The death of former President Daniel arap Moi, a towering political figure, could significantly alter Kenya’s political landscape in the coming days.
Bereft of their political sounding board, the group of star students he taught will now have to make their own moves, and absorb on their own any shock effects.
Perhaps an assertive and craftier President Uhuru Kenyatta, a flexible Gideon Moi who rolls with the punches, a determined Deputy President William Ruto and an emboldened Musalia Mudavadi will create their own paths.
But will ODM leader Raila Odinga continue to hold his punches and will his Wiper counterpart Kalonzo Musyoka continue to play meek?
“Nearly every senior politician in Kenya today either worked, was mentored by or went through the late Moi’s school of politics. The journey forward without him is one that will be marked with uncertainty,” says Macharia Munene, a professor of History and International Relations at the United States International University.
Munene anticipates “an intensified sibling rivalry” as the Moi boys seek to define their individual spaces without the restraint or guidance of the old man. Although they have grown thick skins, they could easily be taken advantage of by rivals, and will have to be circumspect.
It is, however, inconceivable that an outsider can sweep aside their club. This, according to analysts, is comforting to them.
“They now have blank notebooks in their hands to write their political story,” says Dismas Mokua, a political risk analyst. Anecdotal evidence that sprang off the Moi funeral showed a man who remained in charge all through. Tales were told of how he fixed political alliances, scorned others and disrupted budding ones.
President Kenyatta painted him in strictly father figure terms, while Ruto admitted that he angered the former president and earned himself a political blackout, Raila intimated that he consulted him often while Kalonzo and Mudavadi zealously listened to him ever since their initial rebellion.
“Expect more brutal politics, the politicians are going to be more liberal and they will drop the guided conservative politics of Mzee Moi’s playbook. It will be tough and nasty,” Mokua says. But the race to occupy that vacuum has also been flayed open. It could also open one more political space at the top as Raila and Kenyatta contemplate political future.
According to political analyst Herman Manyora, both Uhuru and Raila have a chance to be the father of the nation and fill the vacuum that has been left by Moi by moving out of his shadows.
“Uhuru has the opportunity of becoming the father of the nation. If he decides so he must rally everyone along with him. Raila too has such an opening,” Manyora says.
He says Moi was a point of reference and someone must fill the void by staying above parochial politics to gain the admiration of Kenyans.
Moment of reckoning
Mokua agrees that this will be the moment of reckoning for Uhuru, whose political rise is a hallmark of a political protege’s project gone right.
From obscurity, Moi picked Uhuru, dusted him and made him what he is today.
“Uhuru owes his political achievement to Mzee Moi,” says former Cabinet minister Musa Sirma. Present during the birthing of Project Uhuru in 2001, Sirma says Moi thought the younger Kenyatta had an opportunity to carry on his legacy of uniting the country.
“Though those advised had no obligation to take up his position that he would always express in a polite and firm manner, most of his opinions carried the day because they would be coated with wisdom and hindsight,” Sirma says.

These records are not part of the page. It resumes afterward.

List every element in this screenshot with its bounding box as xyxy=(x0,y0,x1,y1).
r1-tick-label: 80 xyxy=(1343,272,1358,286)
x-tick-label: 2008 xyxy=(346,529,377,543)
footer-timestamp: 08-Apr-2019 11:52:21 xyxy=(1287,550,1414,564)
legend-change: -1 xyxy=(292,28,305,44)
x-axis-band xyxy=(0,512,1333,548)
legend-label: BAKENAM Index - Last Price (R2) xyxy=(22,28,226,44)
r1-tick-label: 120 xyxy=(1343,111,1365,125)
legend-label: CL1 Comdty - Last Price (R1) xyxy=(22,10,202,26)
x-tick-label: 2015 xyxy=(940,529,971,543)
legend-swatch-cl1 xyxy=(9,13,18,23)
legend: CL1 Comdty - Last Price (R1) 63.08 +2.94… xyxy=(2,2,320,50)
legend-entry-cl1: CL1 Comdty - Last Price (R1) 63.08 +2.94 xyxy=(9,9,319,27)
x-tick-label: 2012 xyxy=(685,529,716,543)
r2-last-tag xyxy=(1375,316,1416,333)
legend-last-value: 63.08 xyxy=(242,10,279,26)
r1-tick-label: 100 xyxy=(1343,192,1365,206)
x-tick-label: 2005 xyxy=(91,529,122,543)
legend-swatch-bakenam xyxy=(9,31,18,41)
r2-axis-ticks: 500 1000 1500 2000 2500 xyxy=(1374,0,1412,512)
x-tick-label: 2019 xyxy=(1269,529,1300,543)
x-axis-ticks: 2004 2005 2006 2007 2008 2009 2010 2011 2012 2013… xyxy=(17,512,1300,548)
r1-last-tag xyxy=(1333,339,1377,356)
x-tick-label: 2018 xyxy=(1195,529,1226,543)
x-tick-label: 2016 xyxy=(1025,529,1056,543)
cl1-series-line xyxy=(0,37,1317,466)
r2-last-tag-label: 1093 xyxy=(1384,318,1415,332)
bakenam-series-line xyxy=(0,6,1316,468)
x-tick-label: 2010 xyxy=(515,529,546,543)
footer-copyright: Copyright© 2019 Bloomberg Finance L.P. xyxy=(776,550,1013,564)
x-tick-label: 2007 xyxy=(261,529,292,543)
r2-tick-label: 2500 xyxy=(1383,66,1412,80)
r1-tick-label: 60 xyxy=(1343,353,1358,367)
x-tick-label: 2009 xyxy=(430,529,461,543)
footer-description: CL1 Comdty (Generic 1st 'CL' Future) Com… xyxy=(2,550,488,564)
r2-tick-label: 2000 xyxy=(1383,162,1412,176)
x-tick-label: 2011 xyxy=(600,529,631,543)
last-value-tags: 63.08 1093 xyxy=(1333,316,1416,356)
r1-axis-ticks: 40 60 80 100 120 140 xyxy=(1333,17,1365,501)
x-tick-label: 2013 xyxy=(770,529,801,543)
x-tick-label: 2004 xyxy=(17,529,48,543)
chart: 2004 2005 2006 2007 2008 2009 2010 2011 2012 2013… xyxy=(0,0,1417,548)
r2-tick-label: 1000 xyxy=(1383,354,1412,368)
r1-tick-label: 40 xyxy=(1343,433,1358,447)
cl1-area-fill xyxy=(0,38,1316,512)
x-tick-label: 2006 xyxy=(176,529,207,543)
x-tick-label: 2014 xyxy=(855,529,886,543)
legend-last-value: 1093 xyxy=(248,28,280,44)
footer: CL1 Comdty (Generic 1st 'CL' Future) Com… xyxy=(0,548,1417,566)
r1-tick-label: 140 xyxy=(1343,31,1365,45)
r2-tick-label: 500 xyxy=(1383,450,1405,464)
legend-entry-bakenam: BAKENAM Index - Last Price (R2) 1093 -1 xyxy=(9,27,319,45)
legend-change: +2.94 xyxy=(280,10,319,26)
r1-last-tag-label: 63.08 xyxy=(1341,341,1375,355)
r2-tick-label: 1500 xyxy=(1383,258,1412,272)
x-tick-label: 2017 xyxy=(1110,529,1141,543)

In both 2013 and 2017 when Uhuru contested for presidency, he paid homage to Moi, perhaps to seek his blessings as his political father. During the funeral on Wednesday, the president recounted how he feared Moi and how one time he hid from him for a week.
For Gideon, analyst says, the ramification of Moi’s bowing out of the stage will completely reorient his political configurations.
“It is now going to be a different ball game all together starting from the Rift Valley where Gideon has inherited his father’s political baton and capital,” Mokua says.
He adds that the Baringo Senator will now want to secure his father’s legacy by invigorating Kanu and making it a vibrant political outfit that is able to field a presidential candidate and others.
During the burial ceremony, Kanu Secretary General Nick Salat said the party will start rebuilding its networks and regrouping after the eight-day mourning period for the family, an indication that there was a grand plan. “After eight days, we will begin 40-day period of hosting Kanu members at Kabarak,” Salat said.
In the Kenyan political space, voters tend to be emotionally connected with both political and biological scions of the leaders they revered. From Uhuru, Raila, Mudavadi, Vihiga Senator George Khaniri to Kitutu Chache MP Richard Onyonka, the sons of former politicians have always been treated gently by voters.
Gideon’s immediate task will be to revamp the party that his father wrestled from the big communities after he wound up his Kadu party. Another huge political assignment will be to wrestle the Rift Valley’s political base from Ruto who enjoys huge support. But, Amani National Congress Secretary General Barrack Muluka disagrees with those who believe that much will change.
He thinks those they claim to be Moi boys have already built their bases and moved on. “How do you call people in their 60s boys? That is a misnomer, most of them have cut their political teeth, we are now only likely to see a more emphatic Gideon in the political arena,” Muluka says.